Fatal aviation accident in Georgia

On 20 July 1992, a Tupolev Tu-154B cargo plane crashed during takeoff from Tbilisi-Novo Alexeyevka Airport in Georgia. The aircraft failed to become airborne and struck a residential area, killing all 24 on board and four more people on the ground. An investigation revealed that the aircraft's cargo was improperly loaded and partially undocumented, causing it to become overloaded.

==Aircraft==
The Tupolev Tu-154B aircraft was manufactured in 1977 with tail number CCCP-85222 for Aeroflot's International division. It was powered by three Kuznetsov NK-8-2U turbofan engines. On 16 October 1979 it was transferred to Aeroflot's Georgian division. During the 1980 Summer Olympics, it bore the Official Olympic Carrier livery.

==Flight==
The cargo flight operated either by Transair Georgia or Tbilisi Aviation Enterprise was scheduled from Tbilisi in Georgia to Russia's Mineralnye Vody, carrying tea. The aircraft was carrying eight crew and sixteen passengers; none of the passengers had tickets and did not receive official permission to be on the flight.
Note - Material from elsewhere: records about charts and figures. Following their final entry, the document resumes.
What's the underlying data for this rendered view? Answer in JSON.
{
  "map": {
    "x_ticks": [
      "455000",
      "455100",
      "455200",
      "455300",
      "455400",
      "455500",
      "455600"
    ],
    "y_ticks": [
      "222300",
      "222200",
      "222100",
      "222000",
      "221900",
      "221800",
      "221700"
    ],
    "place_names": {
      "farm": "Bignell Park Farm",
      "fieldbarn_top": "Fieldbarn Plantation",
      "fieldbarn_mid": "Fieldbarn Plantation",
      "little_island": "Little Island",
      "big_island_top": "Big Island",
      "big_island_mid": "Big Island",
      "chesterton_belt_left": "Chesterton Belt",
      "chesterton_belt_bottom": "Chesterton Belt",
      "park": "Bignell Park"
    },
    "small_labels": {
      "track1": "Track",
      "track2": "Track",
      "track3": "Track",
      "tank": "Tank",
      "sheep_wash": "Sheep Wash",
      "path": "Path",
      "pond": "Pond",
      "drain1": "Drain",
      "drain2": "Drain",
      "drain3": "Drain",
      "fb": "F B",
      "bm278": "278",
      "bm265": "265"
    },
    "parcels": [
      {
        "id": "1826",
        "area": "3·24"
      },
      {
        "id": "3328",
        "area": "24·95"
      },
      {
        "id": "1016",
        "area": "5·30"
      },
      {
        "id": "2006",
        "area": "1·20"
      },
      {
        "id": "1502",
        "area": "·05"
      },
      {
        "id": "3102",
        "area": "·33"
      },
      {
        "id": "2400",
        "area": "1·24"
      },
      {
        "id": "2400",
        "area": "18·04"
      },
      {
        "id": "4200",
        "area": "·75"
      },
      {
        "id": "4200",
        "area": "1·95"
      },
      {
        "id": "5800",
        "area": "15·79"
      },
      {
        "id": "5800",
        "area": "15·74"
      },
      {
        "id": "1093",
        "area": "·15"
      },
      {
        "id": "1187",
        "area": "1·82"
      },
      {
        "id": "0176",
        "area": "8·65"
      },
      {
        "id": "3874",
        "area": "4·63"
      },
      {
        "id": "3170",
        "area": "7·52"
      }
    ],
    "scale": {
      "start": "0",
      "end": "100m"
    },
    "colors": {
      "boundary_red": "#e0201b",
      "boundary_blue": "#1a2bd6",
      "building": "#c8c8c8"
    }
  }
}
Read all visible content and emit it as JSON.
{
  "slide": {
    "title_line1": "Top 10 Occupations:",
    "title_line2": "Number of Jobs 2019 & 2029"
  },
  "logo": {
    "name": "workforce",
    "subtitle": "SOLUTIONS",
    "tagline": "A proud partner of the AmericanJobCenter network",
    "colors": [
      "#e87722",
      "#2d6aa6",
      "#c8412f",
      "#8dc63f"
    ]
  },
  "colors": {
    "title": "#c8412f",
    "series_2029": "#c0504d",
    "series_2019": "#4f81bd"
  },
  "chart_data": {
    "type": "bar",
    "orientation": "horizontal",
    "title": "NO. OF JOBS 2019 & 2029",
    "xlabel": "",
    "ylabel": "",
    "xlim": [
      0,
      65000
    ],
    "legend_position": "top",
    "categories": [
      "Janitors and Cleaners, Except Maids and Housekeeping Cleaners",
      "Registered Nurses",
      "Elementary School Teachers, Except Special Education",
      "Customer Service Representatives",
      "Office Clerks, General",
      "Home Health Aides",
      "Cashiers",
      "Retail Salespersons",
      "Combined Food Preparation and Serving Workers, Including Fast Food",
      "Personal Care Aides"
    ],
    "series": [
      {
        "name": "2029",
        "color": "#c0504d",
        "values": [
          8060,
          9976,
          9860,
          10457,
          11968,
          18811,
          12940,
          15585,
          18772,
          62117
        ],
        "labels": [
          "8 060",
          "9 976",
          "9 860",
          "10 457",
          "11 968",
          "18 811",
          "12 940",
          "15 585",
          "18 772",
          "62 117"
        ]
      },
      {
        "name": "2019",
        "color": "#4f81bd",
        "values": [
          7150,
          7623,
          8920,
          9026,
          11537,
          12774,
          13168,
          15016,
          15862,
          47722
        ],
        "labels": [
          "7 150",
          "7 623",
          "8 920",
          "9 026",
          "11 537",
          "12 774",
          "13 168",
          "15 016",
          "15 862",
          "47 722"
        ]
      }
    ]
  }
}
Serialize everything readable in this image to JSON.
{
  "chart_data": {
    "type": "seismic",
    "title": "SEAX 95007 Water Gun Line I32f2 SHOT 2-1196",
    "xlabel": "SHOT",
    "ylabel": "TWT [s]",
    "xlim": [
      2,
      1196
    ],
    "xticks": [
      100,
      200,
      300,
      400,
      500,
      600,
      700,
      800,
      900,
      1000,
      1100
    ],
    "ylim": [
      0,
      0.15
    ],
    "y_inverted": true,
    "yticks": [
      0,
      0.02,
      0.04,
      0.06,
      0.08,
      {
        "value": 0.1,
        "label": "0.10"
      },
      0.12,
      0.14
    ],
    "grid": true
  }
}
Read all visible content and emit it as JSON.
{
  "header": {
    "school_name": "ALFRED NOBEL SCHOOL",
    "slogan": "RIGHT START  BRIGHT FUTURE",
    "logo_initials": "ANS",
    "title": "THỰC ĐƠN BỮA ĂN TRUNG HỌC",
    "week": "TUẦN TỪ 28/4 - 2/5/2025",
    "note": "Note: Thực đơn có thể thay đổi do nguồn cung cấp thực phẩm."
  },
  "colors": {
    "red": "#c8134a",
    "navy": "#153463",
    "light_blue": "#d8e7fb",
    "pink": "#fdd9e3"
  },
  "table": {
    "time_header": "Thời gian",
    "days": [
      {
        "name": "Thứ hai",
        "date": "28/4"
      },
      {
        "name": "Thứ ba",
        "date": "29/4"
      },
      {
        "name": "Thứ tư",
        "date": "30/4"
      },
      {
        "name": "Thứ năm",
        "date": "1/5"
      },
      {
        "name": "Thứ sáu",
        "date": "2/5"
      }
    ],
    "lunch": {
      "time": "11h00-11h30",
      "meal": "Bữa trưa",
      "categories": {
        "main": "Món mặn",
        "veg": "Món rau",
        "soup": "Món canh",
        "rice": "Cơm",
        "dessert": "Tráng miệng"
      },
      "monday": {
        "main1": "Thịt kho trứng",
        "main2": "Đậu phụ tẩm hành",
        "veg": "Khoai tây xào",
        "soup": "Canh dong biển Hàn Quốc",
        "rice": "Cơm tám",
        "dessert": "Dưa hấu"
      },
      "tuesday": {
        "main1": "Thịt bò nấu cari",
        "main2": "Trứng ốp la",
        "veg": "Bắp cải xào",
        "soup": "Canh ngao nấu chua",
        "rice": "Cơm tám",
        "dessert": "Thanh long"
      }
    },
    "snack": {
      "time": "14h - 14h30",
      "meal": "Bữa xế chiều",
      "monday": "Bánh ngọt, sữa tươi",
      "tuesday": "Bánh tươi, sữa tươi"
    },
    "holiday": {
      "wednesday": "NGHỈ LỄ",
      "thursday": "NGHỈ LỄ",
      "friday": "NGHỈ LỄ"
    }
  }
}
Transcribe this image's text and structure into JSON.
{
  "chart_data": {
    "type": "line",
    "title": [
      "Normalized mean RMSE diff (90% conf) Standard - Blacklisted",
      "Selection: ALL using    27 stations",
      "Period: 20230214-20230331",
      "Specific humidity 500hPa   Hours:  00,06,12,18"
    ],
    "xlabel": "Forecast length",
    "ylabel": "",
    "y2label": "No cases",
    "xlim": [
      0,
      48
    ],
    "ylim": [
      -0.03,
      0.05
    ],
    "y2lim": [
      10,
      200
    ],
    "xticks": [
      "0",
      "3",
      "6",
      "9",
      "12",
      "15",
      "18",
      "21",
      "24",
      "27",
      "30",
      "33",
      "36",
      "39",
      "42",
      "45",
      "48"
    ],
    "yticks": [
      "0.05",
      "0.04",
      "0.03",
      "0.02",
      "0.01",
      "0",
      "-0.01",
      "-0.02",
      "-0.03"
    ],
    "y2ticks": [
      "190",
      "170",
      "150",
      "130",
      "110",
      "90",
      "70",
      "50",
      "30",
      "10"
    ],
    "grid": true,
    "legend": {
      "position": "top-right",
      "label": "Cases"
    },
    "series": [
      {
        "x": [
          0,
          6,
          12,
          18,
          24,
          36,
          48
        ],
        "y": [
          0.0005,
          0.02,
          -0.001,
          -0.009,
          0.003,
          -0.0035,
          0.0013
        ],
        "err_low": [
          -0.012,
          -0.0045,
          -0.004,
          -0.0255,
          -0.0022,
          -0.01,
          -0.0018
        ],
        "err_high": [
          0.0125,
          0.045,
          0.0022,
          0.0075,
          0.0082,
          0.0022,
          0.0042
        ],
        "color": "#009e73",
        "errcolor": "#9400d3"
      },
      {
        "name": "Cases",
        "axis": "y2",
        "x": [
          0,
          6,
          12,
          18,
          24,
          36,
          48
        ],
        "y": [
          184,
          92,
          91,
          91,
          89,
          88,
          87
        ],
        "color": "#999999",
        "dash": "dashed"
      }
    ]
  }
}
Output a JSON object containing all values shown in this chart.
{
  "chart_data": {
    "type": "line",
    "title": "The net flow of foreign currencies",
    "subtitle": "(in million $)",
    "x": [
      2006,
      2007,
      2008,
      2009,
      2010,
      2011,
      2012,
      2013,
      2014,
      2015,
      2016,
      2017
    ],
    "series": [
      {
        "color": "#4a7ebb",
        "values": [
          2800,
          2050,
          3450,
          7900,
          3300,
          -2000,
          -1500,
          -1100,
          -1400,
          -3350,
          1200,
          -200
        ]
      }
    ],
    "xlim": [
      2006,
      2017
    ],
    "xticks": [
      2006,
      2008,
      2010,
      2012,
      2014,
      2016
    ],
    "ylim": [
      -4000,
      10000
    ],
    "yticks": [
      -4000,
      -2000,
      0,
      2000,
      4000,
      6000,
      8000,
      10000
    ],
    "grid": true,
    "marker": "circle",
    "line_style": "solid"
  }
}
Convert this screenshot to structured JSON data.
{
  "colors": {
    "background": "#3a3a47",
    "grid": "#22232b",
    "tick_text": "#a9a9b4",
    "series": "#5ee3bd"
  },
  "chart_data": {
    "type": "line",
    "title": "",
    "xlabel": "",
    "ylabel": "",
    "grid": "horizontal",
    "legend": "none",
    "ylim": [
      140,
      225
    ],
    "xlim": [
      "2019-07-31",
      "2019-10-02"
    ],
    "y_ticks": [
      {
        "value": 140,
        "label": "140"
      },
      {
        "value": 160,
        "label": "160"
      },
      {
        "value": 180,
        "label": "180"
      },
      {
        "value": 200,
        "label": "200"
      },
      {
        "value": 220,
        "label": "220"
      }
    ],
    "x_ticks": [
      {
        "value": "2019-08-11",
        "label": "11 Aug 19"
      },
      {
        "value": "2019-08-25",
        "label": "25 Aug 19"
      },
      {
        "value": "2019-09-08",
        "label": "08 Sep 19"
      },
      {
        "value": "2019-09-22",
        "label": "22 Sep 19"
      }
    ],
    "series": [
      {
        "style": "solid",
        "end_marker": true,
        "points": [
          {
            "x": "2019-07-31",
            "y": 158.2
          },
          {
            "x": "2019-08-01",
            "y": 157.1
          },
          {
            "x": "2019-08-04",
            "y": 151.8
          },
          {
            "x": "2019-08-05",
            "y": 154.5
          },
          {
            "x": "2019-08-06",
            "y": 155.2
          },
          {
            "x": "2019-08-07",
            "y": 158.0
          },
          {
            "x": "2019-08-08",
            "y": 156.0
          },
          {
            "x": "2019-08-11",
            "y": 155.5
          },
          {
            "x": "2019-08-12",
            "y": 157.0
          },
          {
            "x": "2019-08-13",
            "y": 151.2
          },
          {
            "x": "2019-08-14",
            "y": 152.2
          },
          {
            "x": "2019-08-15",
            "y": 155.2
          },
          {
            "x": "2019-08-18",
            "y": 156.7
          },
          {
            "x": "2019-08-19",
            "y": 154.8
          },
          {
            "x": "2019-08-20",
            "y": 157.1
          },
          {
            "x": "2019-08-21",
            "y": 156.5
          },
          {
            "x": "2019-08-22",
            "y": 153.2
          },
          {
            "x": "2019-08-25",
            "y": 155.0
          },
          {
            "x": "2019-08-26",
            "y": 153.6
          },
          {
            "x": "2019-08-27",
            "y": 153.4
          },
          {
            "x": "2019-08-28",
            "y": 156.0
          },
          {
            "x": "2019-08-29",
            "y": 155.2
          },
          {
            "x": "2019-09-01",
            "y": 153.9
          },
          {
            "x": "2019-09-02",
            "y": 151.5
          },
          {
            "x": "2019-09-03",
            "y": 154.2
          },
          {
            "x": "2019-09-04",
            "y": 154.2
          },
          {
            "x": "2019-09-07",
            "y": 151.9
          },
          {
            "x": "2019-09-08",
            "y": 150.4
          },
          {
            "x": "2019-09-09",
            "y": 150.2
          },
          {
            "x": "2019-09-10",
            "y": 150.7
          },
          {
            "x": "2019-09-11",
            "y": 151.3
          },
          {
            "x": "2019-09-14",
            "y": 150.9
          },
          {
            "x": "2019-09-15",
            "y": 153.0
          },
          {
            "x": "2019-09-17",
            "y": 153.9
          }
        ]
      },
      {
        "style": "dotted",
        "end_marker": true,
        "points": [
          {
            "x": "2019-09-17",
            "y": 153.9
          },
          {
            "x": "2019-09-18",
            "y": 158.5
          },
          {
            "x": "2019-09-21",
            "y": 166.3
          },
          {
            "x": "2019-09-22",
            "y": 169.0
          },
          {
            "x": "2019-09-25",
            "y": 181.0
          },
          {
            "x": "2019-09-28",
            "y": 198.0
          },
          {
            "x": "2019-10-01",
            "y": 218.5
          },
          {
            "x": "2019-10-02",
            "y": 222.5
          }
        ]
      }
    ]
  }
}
The aircraft began its takeoff procedure on runway 31L. While the nose gear lifted off the runway at V1 speed, the main landing gears failed to become airborne. The nose only reached an angle of 6–7°. It rolled past the runway and continued for about 490 m before barrelling into a localizer. The impact caused the aircraft to roll over. After traveling for another 190 m, it impacted homes in the village of Alekseevka and caught fire. Everyone on board died, along with four people on the ground, although Georgian media said there were as many as 30 ground fatalities. Ten people on the ground were also injured.

==Investigation==
Officials began suspecting the crash was due to overloading as the aircraft failed to lift off the ground. The investigation revealed that the flight crew and ground personnel at the cargo warehouse had violated regulations for loading cargo. Twenty tons of cargo was present on board, exceeding the maximum allowed weight. The loading of cargo was also improperly done and not all the cargo was recorded; flight documents only recorded 6.4 tons. The cargo placement also violated the Tu-154B's alignment standards. Three tons of load was added without the crew's knowledge, overloading the aircraft by two tons. This altered the aircraft's center of gravity.

The airport transport management and cargo warehouse was a single corporation before separating into two different entities; the airport management did not oversee cargo flights although this arrangement was not officially removed. The airport loading and balance controllers ceased operations for cargo flights while the warehouse company (Lasare) did not provide such services as they did not have relevant employees. As a result, the loading of cargo went unmonitored.